As one who has witnessed and been acutely aware of this process of aging ever since I was born (my father was 50), I've never been fully convinced that increasing dependency -- and codependency, and the vulnerabilities they entail, are not to a great part learned behaviors, and culturally accepted, if not embraced, as the prototype for aging in the future. Obviously, it is a dismal prospect for any society, in which the work of the young and able, are increasingly to take care of the old and disabled, and the energies and resources are drained and overwhelmed in this way. That is not a sustainable society and future -- but a dystopian one, because we fail to envision meaningful, productive and vibrant lives beyond work (and retirement).

We teach the kids how to be grown up, and the young people how to be adults, but there is no recommendation for the seniors beyond travel, golf, and "normal aging," until one can no longer do them, and then there are no further challenges that require them to maintain and enhance their responsiveness. So quite predictably, people eventually become entirely dependent -- in the various ways.

While working in caregiving and with caregivers, I often noted that a person made a "fatal" decision that doomed them for the rest of their lives -- like breaking a hip, and then failing to move into a residence that would re-enable them to live without the handicap of living in a perilous home built on many levels, that trapped them in their homes -- yet they would never consider selling their homes because they wanted to die in that house. And so a whole bunch of caregivers had to be deployed to enable that fatal decision.

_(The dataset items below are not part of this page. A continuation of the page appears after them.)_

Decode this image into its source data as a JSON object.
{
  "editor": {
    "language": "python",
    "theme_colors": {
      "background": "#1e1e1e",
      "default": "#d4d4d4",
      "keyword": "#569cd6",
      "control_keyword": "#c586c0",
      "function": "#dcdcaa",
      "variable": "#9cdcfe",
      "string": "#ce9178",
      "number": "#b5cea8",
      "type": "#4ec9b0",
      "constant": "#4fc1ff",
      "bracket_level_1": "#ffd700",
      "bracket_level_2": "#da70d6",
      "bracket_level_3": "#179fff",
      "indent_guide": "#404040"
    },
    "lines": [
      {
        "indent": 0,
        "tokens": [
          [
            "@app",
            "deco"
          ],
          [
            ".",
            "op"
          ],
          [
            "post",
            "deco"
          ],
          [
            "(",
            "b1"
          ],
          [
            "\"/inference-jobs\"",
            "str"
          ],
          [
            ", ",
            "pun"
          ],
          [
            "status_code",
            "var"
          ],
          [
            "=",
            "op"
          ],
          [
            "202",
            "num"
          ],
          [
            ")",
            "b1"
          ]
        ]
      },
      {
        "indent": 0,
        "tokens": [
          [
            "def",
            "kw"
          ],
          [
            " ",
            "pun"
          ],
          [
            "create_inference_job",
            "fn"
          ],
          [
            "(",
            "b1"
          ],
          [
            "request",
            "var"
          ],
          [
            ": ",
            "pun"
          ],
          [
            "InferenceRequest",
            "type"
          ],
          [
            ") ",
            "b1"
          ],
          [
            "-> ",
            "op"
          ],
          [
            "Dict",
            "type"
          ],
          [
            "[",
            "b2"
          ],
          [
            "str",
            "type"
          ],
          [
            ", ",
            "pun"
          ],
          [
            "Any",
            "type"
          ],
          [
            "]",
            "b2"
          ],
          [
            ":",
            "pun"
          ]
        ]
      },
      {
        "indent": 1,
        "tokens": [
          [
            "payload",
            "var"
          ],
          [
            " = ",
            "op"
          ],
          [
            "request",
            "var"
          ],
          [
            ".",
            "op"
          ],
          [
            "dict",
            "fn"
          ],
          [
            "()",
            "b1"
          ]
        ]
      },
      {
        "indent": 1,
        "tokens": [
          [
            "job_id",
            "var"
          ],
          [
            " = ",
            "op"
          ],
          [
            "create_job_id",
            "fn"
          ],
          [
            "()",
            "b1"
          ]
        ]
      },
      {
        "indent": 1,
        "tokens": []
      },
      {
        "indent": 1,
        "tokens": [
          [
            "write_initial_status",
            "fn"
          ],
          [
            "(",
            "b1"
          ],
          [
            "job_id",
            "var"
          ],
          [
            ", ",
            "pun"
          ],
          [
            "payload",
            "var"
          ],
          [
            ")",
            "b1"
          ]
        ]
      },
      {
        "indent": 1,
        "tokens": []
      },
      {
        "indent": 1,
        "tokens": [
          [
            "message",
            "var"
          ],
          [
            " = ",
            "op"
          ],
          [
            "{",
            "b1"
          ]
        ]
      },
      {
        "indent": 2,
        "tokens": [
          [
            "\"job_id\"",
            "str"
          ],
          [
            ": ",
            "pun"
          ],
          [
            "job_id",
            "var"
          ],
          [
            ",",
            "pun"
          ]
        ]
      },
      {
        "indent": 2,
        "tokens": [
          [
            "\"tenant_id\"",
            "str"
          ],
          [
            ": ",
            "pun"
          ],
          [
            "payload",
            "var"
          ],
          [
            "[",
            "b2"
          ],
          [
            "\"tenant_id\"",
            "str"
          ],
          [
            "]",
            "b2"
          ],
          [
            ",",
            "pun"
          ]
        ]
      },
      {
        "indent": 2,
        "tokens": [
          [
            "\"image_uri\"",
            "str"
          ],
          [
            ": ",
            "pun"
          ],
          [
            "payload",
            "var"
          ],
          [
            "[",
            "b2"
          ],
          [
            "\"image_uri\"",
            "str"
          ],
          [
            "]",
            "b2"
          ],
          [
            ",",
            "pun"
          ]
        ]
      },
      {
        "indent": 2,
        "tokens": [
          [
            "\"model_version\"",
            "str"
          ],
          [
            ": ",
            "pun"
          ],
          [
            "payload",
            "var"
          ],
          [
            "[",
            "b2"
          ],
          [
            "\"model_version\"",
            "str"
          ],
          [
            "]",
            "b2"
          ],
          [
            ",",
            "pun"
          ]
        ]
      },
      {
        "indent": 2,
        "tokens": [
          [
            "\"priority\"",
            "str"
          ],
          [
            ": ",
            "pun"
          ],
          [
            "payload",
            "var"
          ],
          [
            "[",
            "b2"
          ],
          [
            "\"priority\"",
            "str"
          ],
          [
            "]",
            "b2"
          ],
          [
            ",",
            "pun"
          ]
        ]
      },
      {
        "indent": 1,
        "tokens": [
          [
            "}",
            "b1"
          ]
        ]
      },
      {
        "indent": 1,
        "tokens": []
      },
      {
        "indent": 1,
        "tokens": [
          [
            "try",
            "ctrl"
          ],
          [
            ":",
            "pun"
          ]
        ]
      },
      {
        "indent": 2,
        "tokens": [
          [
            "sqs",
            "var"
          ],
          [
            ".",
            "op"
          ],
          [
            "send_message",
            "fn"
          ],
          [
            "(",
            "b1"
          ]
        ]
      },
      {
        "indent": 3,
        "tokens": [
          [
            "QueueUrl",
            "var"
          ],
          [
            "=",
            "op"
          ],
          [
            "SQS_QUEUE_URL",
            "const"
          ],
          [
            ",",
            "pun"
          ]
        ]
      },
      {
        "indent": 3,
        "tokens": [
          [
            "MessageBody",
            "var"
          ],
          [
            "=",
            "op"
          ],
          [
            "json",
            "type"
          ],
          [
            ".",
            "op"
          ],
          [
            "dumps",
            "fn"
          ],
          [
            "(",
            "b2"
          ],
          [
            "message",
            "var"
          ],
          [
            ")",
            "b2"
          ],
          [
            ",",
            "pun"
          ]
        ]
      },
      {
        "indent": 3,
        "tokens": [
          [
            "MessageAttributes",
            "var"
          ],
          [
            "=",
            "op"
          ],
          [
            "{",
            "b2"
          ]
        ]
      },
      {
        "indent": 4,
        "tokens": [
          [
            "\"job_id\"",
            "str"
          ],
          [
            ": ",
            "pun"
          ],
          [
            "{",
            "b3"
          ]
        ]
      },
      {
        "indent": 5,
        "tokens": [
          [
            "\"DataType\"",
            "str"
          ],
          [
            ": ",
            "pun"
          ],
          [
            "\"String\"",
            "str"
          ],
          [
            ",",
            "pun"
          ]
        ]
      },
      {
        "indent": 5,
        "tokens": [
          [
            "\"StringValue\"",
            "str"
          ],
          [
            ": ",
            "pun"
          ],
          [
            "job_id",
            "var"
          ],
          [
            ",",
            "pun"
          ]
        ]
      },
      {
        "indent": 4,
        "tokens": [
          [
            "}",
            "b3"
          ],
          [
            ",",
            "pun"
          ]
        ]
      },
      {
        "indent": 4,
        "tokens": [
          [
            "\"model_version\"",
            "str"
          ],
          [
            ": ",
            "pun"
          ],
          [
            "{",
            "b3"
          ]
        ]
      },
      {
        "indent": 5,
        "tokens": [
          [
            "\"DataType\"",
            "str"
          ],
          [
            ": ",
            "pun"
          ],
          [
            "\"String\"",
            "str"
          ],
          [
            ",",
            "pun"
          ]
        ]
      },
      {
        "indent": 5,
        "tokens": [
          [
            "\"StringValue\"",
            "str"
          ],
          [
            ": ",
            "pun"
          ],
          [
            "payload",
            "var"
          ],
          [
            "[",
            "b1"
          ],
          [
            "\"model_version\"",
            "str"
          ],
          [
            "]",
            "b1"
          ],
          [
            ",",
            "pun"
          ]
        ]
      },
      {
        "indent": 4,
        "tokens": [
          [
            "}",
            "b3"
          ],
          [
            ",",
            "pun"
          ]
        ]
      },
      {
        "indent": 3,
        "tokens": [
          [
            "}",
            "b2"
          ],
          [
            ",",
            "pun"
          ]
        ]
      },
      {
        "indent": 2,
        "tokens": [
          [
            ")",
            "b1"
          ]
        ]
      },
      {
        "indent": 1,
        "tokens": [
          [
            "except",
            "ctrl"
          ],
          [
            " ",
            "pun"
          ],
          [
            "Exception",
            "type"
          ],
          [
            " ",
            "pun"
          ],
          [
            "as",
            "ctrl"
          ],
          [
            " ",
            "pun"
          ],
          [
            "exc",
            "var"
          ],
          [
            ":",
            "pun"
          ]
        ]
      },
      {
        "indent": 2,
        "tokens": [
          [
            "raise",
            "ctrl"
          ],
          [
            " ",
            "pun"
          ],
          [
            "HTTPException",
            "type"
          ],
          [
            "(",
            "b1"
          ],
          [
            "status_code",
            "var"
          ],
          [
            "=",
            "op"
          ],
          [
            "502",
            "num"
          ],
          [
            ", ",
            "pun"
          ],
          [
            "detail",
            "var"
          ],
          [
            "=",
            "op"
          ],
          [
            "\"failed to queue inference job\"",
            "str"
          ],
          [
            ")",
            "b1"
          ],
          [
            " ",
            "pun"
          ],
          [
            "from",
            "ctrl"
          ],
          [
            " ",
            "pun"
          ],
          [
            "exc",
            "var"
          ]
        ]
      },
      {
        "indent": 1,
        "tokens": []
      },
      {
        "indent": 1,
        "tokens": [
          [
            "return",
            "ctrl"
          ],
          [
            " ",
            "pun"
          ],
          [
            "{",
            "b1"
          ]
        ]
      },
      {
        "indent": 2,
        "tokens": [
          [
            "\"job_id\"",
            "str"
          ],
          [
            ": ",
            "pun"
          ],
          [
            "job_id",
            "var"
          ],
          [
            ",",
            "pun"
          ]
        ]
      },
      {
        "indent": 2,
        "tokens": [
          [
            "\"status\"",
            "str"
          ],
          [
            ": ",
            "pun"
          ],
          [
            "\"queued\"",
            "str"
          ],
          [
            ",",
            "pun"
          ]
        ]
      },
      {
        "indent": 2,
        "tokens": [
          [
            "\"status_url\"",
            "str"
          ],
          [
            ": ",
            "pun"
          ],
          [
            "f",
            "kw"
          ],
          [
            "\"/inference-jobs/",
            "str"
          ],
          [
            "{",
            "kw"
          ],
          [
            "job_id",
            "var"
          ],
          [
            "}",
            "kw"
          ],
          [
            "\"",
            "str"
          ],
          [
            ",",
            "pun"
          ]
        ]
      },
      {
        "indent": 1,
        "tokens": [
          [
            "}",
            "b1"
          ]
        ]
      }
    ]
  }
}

And then there were those who believed it was the doctors' sole responsibility to make them well, while they continued to overeat and do no exercise -- because it was the doctor's responsibility to make them well -- because that's what their medical insurance was paying for. Of course these are the worst cases, but only to the worst degree, of people who are increasingly brought up in a society to become increasingly dependent on government, the health care system, experts or union presidents, to do all their thinking and talking for them, for the benefit of unlimited health care and now, long-term care as their primary benefits.

But we see some people at 60,70,80, 90, who don't age in that familiar pattern, and they should be studied more, as the prototypes that work, rather than the ones that are drawing increasing funds for a future that doesn't -- and is unsustainable, with its increasing problems that multiply as that generation grows disproportionately larger. That is the crisis of the present times -- manifested in these many ways, all lobbying for more funding from a stagnant pool of resources.